Detroit resident Darrell Standberry doesn't navigate streets of the Motor City without his licensed handgun, and it already has saved his life once.
“I never leave home without my weapon,” he said. “You never know when or what you’ll encounter.”
It was 2011, when Standberry stopped at a gas station on Six Mile Road after attending his son’s football practice. After filling up the tank of his SUV, he left the car running and went inside to pay, only to spot a man jumping in behind the wheel.
“I went back over and told him to get out of my car," said Standberry, 46, aformer bar owner who is now a college student. "He told me to get the hell out of there and drove off.”
“I never leave home without my weapon. You never know when or what you’ll encounter.”
Standberry stood frozen as the bandit peeled away, but then felt his heart pound when the thief doubled back. His hand moved down to his hip and gripped a holstered, .45-caliber SIG Sauer as the man who had stolen his car bore down on him.
“I saw him pulling out his gun to shoot me,” Standberry recalled. “So I pulled my gun out and shot him.”
The shot went through the windshield and hit its target, a criminal with a long record who made a short-lived getaway before crashing into a tree and dying. Standberry’s claim of self-defense was never questioned by local cops.
In a city plagued by chronic unemployment and crime and guarded by a dwindling police force, residents of Detroit are increasingly taking protection of themselves, their families and property into their own hands. Those who do so responsibly have the blessing and backing of Detroit Police Chief James Craig.
“When you look at the city of Detroit, we’re kind of leading the way in terms of urban areas with law-abiding citizens carrying guns,” Craig said recently.
The chief's call to arms, which first came in December, 2013, has been answered by thousands of men and women tired of being victims and eager to reclaim their beleaguered city. In 2014, some new 1,169 handgun permits were issued, while 8,102 guns were registered with Detroit's police department - many to prior permit holders who bought new firearms. So for in 2015, nearly 500 permits have issued by the department and more than 5,000 guns have been registered.
“There’s definitely been a "Chief Craig" effect,” Rick Ector, a firearms instructor who runs the blog Legally Armed in Detroit. “His support and endorsement has been helpful.”
Obtaining a concealed-carry permit in the state of Michigan is not difficult compared to states with stricter gun laws. Eligible citizens can meet the state's training requirement in eight hours, and firearms academies and gun shops within the city offer one-day courses for as little as $99.

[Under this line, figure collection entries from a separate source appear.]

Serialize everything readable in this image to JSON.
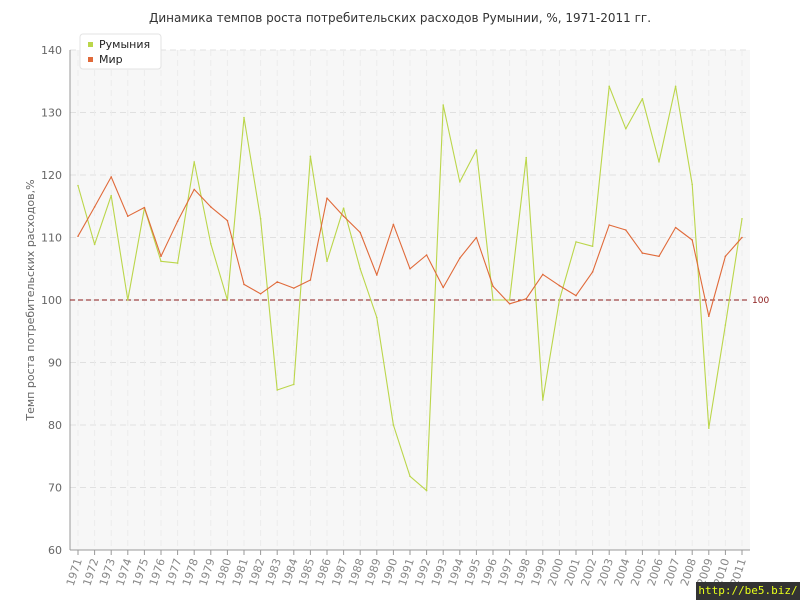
{
  "chart_data": {
    "type": "line",
    "title": "Динамика темпов роста потребительских расходов Румынии, %, 1971-2011 гг.",
    "ylabel": "Темп роста потребительских расходов,%",
    "xlabel": "",
    "ylim": [
      60,
      140
    ],
    "yticks": [
      60,
      70,
      80,
      90,
      100,
      110,
      120,
      130,
      140
    ],
    "categories": [
      "1971",
      "1972",
      "1973",
      "1974",
      "1975",
      "1976",
      "1977",
      "1978",
      "1979",
      "1980",
      "1981",
      "1982",
      "1983",
      "1984",
      "1985",
      "1986",
      "1987",
      "1988",
      "1989",
      "1990",
      "1991",
      "1992",
      "1993",
      "1994",
      "1995",
      "1996",
      "1997",
      "1998",
      "1999",
      "2000",
      "2001",
      "2002",
      "2003",
      "2004",
      "2005",
      "2006",
      "2007",
      "2008",
      "2009",
      "2010",
      "2011"
    ],
    "series": [
      {
        "name": "Румыния",
        "color": "#bbd64a",
        "values": [
          118.3,
          108.9,
          116.7,
          100.0,
          114.7,
          106.2,
          105.9,
          122.1,
          109.0,
          100.0,
          129.2,
          113.0,
          85.6,
          86.5,
          123.0,
          106.2,
          114.7,
          105.0,
          97.2,
          80.0,
          71.8,
          69.5,
          131.2,
          118.9,
          124.0,
          100.0,
          100.0,
          122.8,
          84.0,
          100.0,
          109.3,
          108.6,
          134.2,
          127.4,
          132.2,
          122.1,
          134.2,
          118.5,
          79.5,
          96.0,
          113.0
        ]
      },
      {
        "name": "Мир",
        "color": "#e06a3a",
        "values": [
          110.2,
          114.9,
          119.7,
          113.4,
          114.8,
          107.0,
          112.6,
          117.7,
          114.9,
          112.7,
          102.5,
          101.0,
          102.9,
          101.9,
          103.2,
          116.3,
          113.4,
          110.8,
          104.0,
          112.1,
          105.0,
          107.2,
          102.0,
          106.7,
          110.0,
          102.2,
          99.4,
          100.2,
          104.1,
          102.3,
          100.7,
          104.5,
          112.0,
          111.2,
          107.5,
          107.0,
          111.6,
          109.6,
          97.4,
          107.0,
          110.0
        ]
      }
    ],
    "reference_line": {
      "value": 100,
      "label": "100",
      "color": "#8b1a1a"
    },
    "grid": true,
    "legend": "top-left"
  },
  "watermark": "http://be5.biz/"
}
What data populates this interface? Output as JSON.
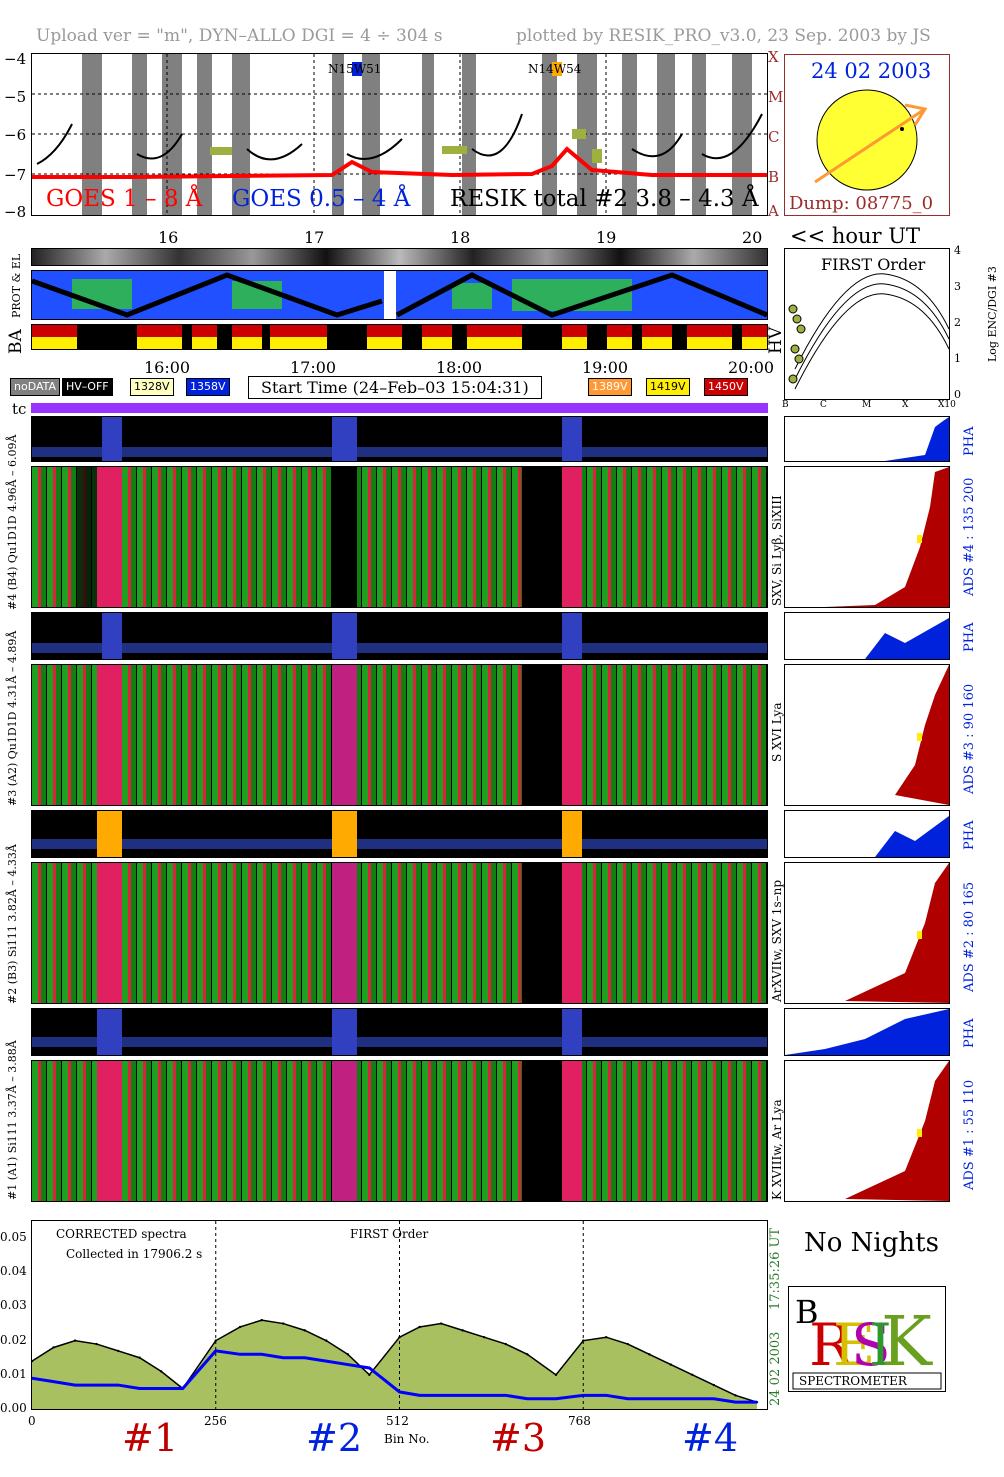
{
  "header": {
    "left": "Upload ver = \"m\", DYN–ALLO DGI =   4 ÷ 304 s",
    "right": "plotted by RESIK_PRO_v3.0, 23 Sep. 2003 by JS"
  },
  "goes": {
    "yticks": [
      "−4",
      "−5",
      "−6",
      "−7",
      "−8"
    ],
    "class_letters": [
      "X",
      "M",
      "C",
      "B",
      "A"
    ],
    "label_long": "GOES 1 – 8 Å",
    "label_short": "GOES 0.5 – 4 Å",
    "label_resik": "RESIK total #2  3.8 – 4.3 Å",
    "ar1": "N15W51",
    "ar2": "N14W54",
    "hour_ticks": [
      "16",
      "17",
      "18",
      "19",
      "20"
    ],
    "hour_label": "<< hour UT"
  },
  "sun": {
    "date": "24 02 2003",
    "dump": "Dump: 08775_0"
  },
  "orbit": {
    "label_prot": "PROT & EL",
    "label_ba": "BA",
    "label_hv": "HV",
    "time_ticks": [
      "16:00",
      "17:00",
      "18:00",
      "19:00",
      "20:00"
    ]
  },
  "legend": {
    "nodata": "noDATA",
    "hvoff": "HV–OFF",
    "v1": "1328V",
    "v2": "1358V",
    "start": "Start Time (24–Feb–03 15:04:31)",
    "v3": "1389V",
    "v4": "1419V",
    "v5": "1450V",
    "colors": {
      "nodata": "#808080",
      "hvoff": "#000000",
      "v1": "#ffffc0",
      "v2": "#0000ff",
      "v3": "#ff9933",
      "v4": "#ffff33",
      "v5": "#cc0000"
    }
  },
  "first_order": {
    "title": "FIRST Order",
    "ylabel": "Log ENC/DGI #3",
    "yticks": [
      "4",
      "3",
      "2",
      "1",
      "0"
    ],
    "xticks": [
      "B",
      "C",
      "M",
      "X",
      "X10"
    ]
  },
  "tc_label": "tc",
  "channels": [
    {
      "pha_label": "#4 (B4) Qu1D1D 4.96Å – 6.09Å",
      "lines": "SXV, Si Lyβ, SiXIII",
      "ads": "ADS #4 :   135 200",
      "pha": "PHA"
    },
    {
      "pha_label": "#3 (A2) Qu1D1D 4.31Å – 4.89Å",
      "lines": "S XVI Lya",
      "ads": "ADS #3 :    90 160",
      "pha": "PHA"
    },
    {
      "pha_label": "#2 (B3) Si111 3.82Å – 4.33Å",
      "lines": "ArXVIIw, SXV 1s–np",
      "ads": "ADS #2 :    80 165",
      "pha": "PHA"
    },
    {
      "pha_label": "#1 (A1) Si111 3.37Å – 3.88Å",
      "lines": "K XVIIIw, Ar Lya",
      "ads": "ADS #1 :    55 110",
      "pha": "PHA"
    }
  ],
  "spectrum": {
    "text1": "CORRECTED spectra",
    "text2": "Collected in 17906.2 s",
    "text3": "FIRST Order",
    "side_date": "24 02 2003",
    "side_time": "17:35:26 UT",
    "xlabel": "Bin No.",
    "channel_marks": [
      "#1",
      "#2",
      "#3",
      "#4"
    ]
  },
  "chart_data": {
    "type": "line",
    "title": "",
    "xlabel": "Bin No.",
    "ylabel": "",
    "xlim": [
      0,
      1024
    ],
    "ylim": [
      0,
      0.055
    ],
    "xticks": [
      0,
      256,
      512,
      768
    ],
    "yticks": [
      0.0,
      0.01,
      0.02,
      0.03,
      0.04,
      0.05
    ],
    "ytick_labels": [
      "0.00",
      "0.01",
      "0.02",
      "0.03",
      "0.04",
      "0.05"
    ],
    "series": [
      {
        "name": "",
        "color": "#000000",
        "x": [
          0,
          30,
          60,
          90,
          120,
          150,
          180,
          210,
          256,
          290,
          320,
          350,
          380,
          410,
          440,
          470,
          512,
          540,
          570,
          600,
          630,
          660,
          690,
          730,
          768,
          800,
          830,
          860,
          890,
          920,
          950,
          980,
          1010
        ],
        "y": [
          0.014,
          0.018,
          0.02,
          0.019,
          0.017,
          0.015,
          0.011,
          0.006,
          0.02,
          0.024,
          0.026,
          0.025,
          0.023,
          0.02,
          0.016,
          0.01,
          0.021,
          0.024,
          0.025,
          0.023,
          0.021,
          0.019,
          0.016,
          0.01,
          0.02,
          0.021,
          0.019,
          0.016,
          0.013,
          0.01,
          0.007,
          0.004,
          0.002
        ]
      },
      {
        "name": "",
        "color": "#0000ff",
        "x": [
          0,
          30,
          60,
          90,
          120,
          150,
          180,
          210,
          256,
          290,
          320,
          350,
          380,
          410,
          440,
          470,
          512,
          540,
          570,
          600,
          630,
          660,
          690,
          730,
          768,
          800,
          830,
          860,
          890,
          920,
          950,
          980,
          1010
        ],
        "y": [
          0.009,
          0.008,
          0.007,
          0.007,
          0.007,
          0.006,
          0.006,
          0.006,
          0.017,
          0.016,
          0.016,
          0.015,
          0.015,
          0.014,
          0.013,
          0.012,
          0.005,
          0.004,
          0.004,
          0.004,
          0.004,
          0.004,
          0.003,
          0.003,
          0.004,
          0.004,
          0.003,
          0.003,
          0.003,
          0.003,
          0.003,
          0.002,
          0.002
        ]
      }
    ]
  }
}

Ector said that he and other instructors have seen a steady rise in locals looking to get a permit, to protect themselves either on the street or in their homes. While data showing a relation between increased gun ownership and the crime rate is not available, Ector said legally armed residents are having an effect.
“Home invasions have gone down,” he said. “A huge reason was that there was a huge spate of homeowners using their guns against intruders. More people have guns and it’s making burglars cautious.”

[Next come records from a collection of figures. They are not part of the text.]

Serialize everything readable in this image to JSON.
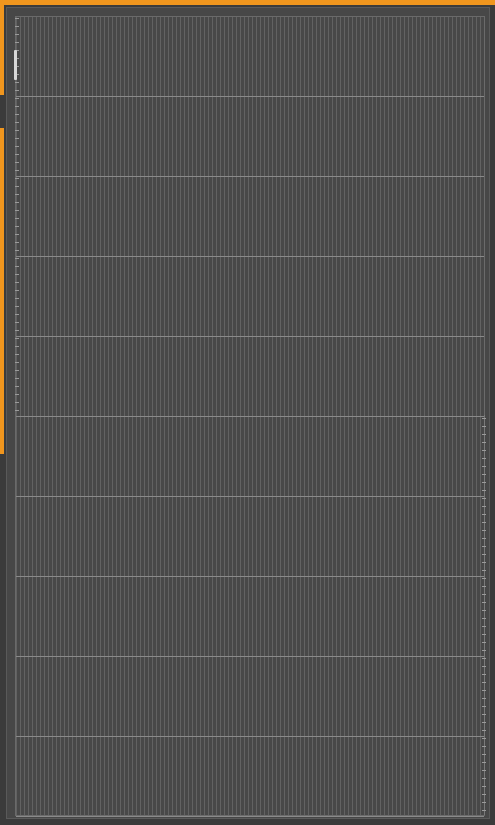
{
  "theme": {
    "accent": "#f0961e",
    "background": "#3b3b3b",
    "panel": "#474747",
    "grid_line": "#8a8a8a"
  },
  "grid": {
    "bands": 10
  },
  "icons": {
    "scroll_handle": "scroll-handle"
  }
}
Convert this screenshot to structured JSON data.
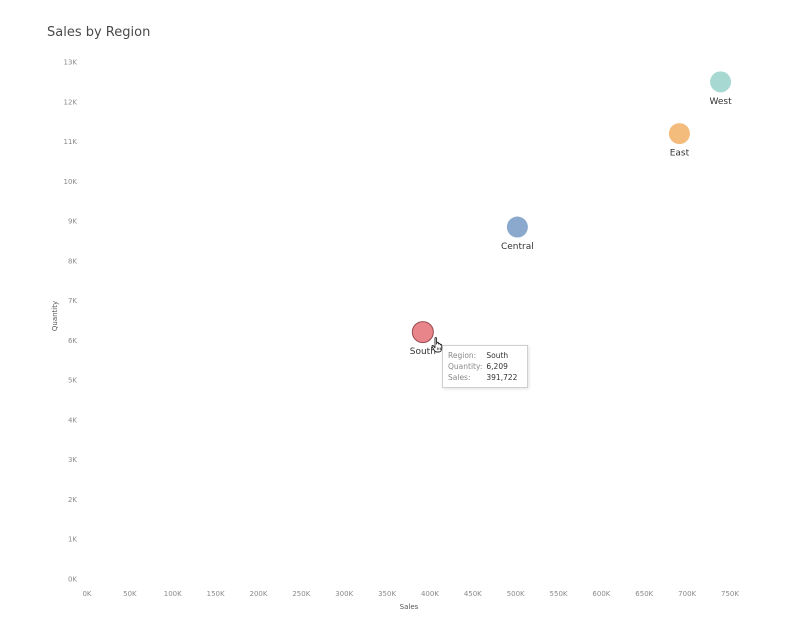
{
  "chart_data": {
    "type": "scatter",
    "title": "Sales by Region",
    "xlabel": "Sales",
    "ylabel": "Quantity",
    "xlim": [
      0,
      750000
    ],
    "ylim": [
      0,
      13000
    ],
    "x_ticks": [
      "0K",
      "50K",
      "100K",
      "150K",
      "200K",
      "250K",
      "300K",
      "350K",
      "400K",
      "450K",
      "500K",
      "550K",
      "600K",
      "650K",
      "700K",
      "750K"
    ],
    "y_ticks": [
      "0K",
      "1K",
      "2K",
      "3K",
      "4K",
      "5K",
      "6K",
      "7K",
      "8K",
      "9K",
      "10K",
      "11K",
      "12K",
      "13K"
    ],
    "grid": false,
    "points": [
      {
        "label": "West",
        "x": 739000,
        "y": 12500,
        "color": "#a8d8d2"
      },
      {
        "label": "East",
        "x": 691000,
        "y": 11200,
        "color": "#f3bb7c"
      },
      {
        "label": "Central",
        "x": 502000,
        "y": 8850,
        "color": "#8aa9cd"
      },
      {
        "label": "South",
        "x": 391722,
        "y": 6209,
        "color": "#e8858a"
      }
    ]
  },
  "tooltip": {
    "rows": [
      {
        "key": "Region:",
        "value": "South"
      },
      {
        "key": "Quantity:",
        "value": "6,209"
      },
      {
        "key": "Sales:",
        "value": "391,722"
      }
    ]
  }
}
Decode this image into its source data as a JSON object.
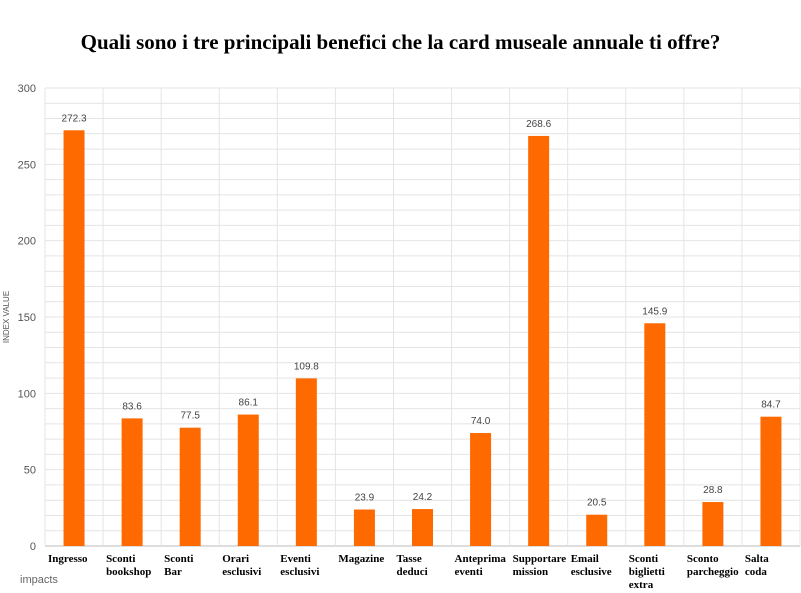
{
  "chart_data": {
    "type": "bar",
    "title": "Quali sono i tre principali benefici che la card museale annuale ti offre?",
    "ylabel": "INDEX VALUE",
    "xlabel": "",
    "ylim": [
      0,
      300
    ],
    "yticks": [
      0,
      50,
      100,
      150,
      200,
      250,
      300
    ],
    "grid": true,
    "legend": "none",
    "bar_color": "#ff6a00",
    "categories": [
      [
        "Ingresso"
      ],
      [
        "Sconti",
        "bookshop"
      ],
      [
        "Sconti",
        "Bar"
      ],
      [
        "Orari",
        "esclusivi"
      ],
      [
        "Eventi",
        "esclusivi"
      ],
      [
        "Magazine"
      ],
      [
        "Tasse",
        "deduci"
      ],
      [
        "Anteprima",
        "eventi"
      ],
      [
        "Supportare",
        "mission"
      ],
      [
        "Email",
        "esclusive"
      ],
      [
        "Sconti",
        "biglietti",
        "extra"
      ],
      [
        "Sconto",
        "parcheggio"
      ],
      [
        "Salta",
        "coda"
      ]
    ],
    "values": [
      272.3,
      83.6,
      77.5,
      86.1,
      109.8,
      23.9,
      24.2,
      74.0,
      268.6,
      20.5,
      145.9,
      28.8,
      84.7
    ],
    "value_labels": [
      "272.3",
      "83.6",
      "77.5",
      "86.1",
      "109.8",
      "23.9",
      "24.2",
      "74.0",
      "268.6",
      "20.5",
      "145.9",
      "28.8",
      "84.7"
    ]
  },
  "brand": "impacts"
}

The firearms instructor said women are driving growth in his business.
"It used to be that we would only have one or two women in a class,” he said. “Now we are seeing much, much more. This past May, I held a class where we trained 300 ladies.”
With a population of about 680,000, some 83 percent of which is African-American, Detroit's growing embrace of Second Amendment rights has a racial component that is not unique to the city. According to a recent survey from Pew Research Center, 54 percent of African-American residents nationwide now see legal gun ownership as more likely to protect people than to put their safety at risk. That figure was up from 29 percent two years ago.

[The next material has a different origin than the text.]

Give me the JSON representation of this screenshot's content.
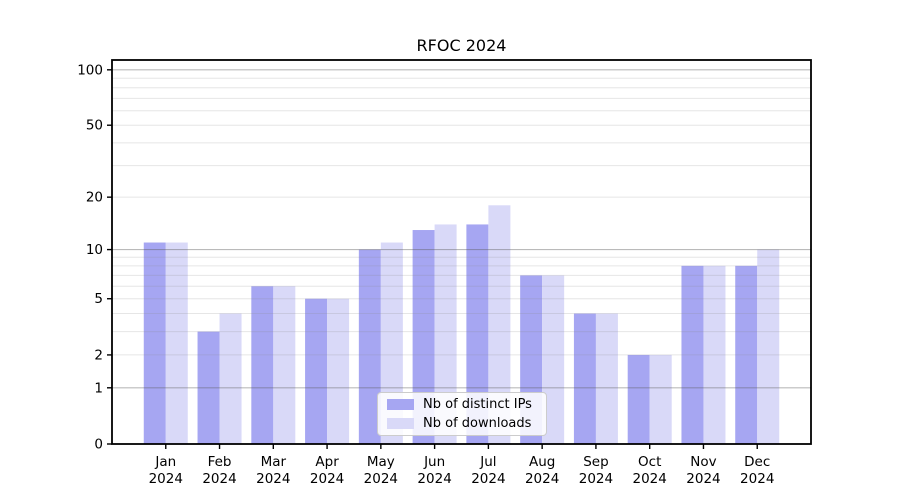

“If anyone should have the right or need to carry a gun, it should be the African-American community,” Philip Smith, founder of the National African American Gun Association, told Reuters.
Standberry said his run-in with a car thief is proof that responsible and legal gun ownership is a key to surviving in Detroit.
“That day could have been much worse,” he said to FoxNews.com. “It could have been my life that was taken.”